If anyone has any insight to offer, I would greatly appreciate it.
Mobile devices are usually very low on memory. So you have to use some tricks to conserve and use memory.
We had the same problem at a project of ours and we solved it like this.
for downloaded images:
Make a cache where you put your images. If you need an image, check if it is in the cachemap, if it isn't download it and put it there, if it is, use it. if memory is full, remove the oldest image in the cachemap and try again.
for other resource images:
keep them in memory only for as long as you can see them, if you can't see them, break the reference and the gc will do the cleanup for you.
Hope this helps.
There are a few things that might be happening here:
You might have seen the memory used before garbage collection, which doesn't correspond to the actual memory used by your app.
Some third party code you are running might be pooling some internal datastructures to minimize allocation. While pooling is a viable strategy, sometimes it does look like a leak. In that case, look if there is API to 'close' or 'dispose' the objects you don't need.

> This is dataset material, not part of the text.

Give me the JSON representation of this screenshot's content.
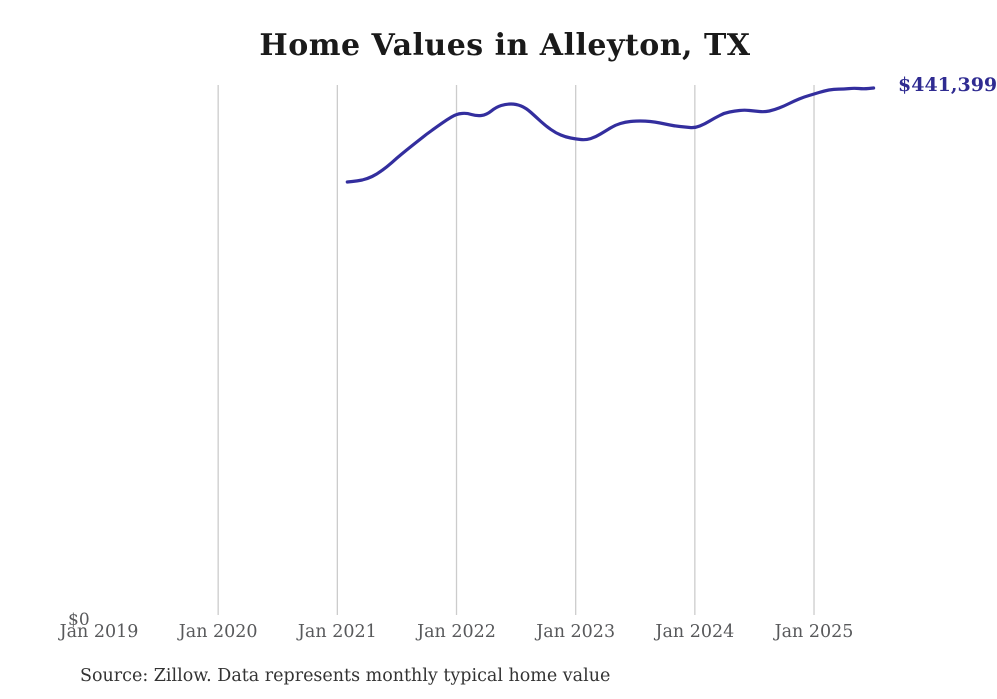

Finally, you might really have a leak. In this case you need to get more details on what's going on in the emulator VM (though keep in mind that it is not necessarily the same as the phone VM).
Make sure that your emulator uses JRE 1.6 as backing JVM. If you need it to use the runtime libraries from erlyer JDK, use -Xbootclasspath:<path-to-rt.jar>.
Then, after your application gets in the state you want to see, do %JAVA_HOME%\bin\jmap -dump:format=b,file=heap.bin <pid> (if you don't know the id of your process, use jps)
Now you've got a dump of the JVM heap. You can analyze it with jhat (comes with the JDK, a bit difficult to use) or some third party profilers (my preference is YourKit - it's commercial, but they have time-limited eval licenses)
I had a similar problem with LWUIT at Java DTV. Did you try flushing the images when you don't need them anymore (getAWTImage().flush())?
Use EncodedImage and resource files when possible (resource files use EncodedImage by default. Read the javadoc for such. Other comments are also correct that you need to actually observe the amount of memory, even high RAM Android/iOS devices run out of memory pretty fast with multiple images.
Avoid scaling which effectively eliminates the EncodedImage.
Did you think of the fact, that maybe loading the same image from JAR, many times, is causing many separate image objects (with identical contents) to be created instead of reusing one instance per-individual-image? This is my first guess.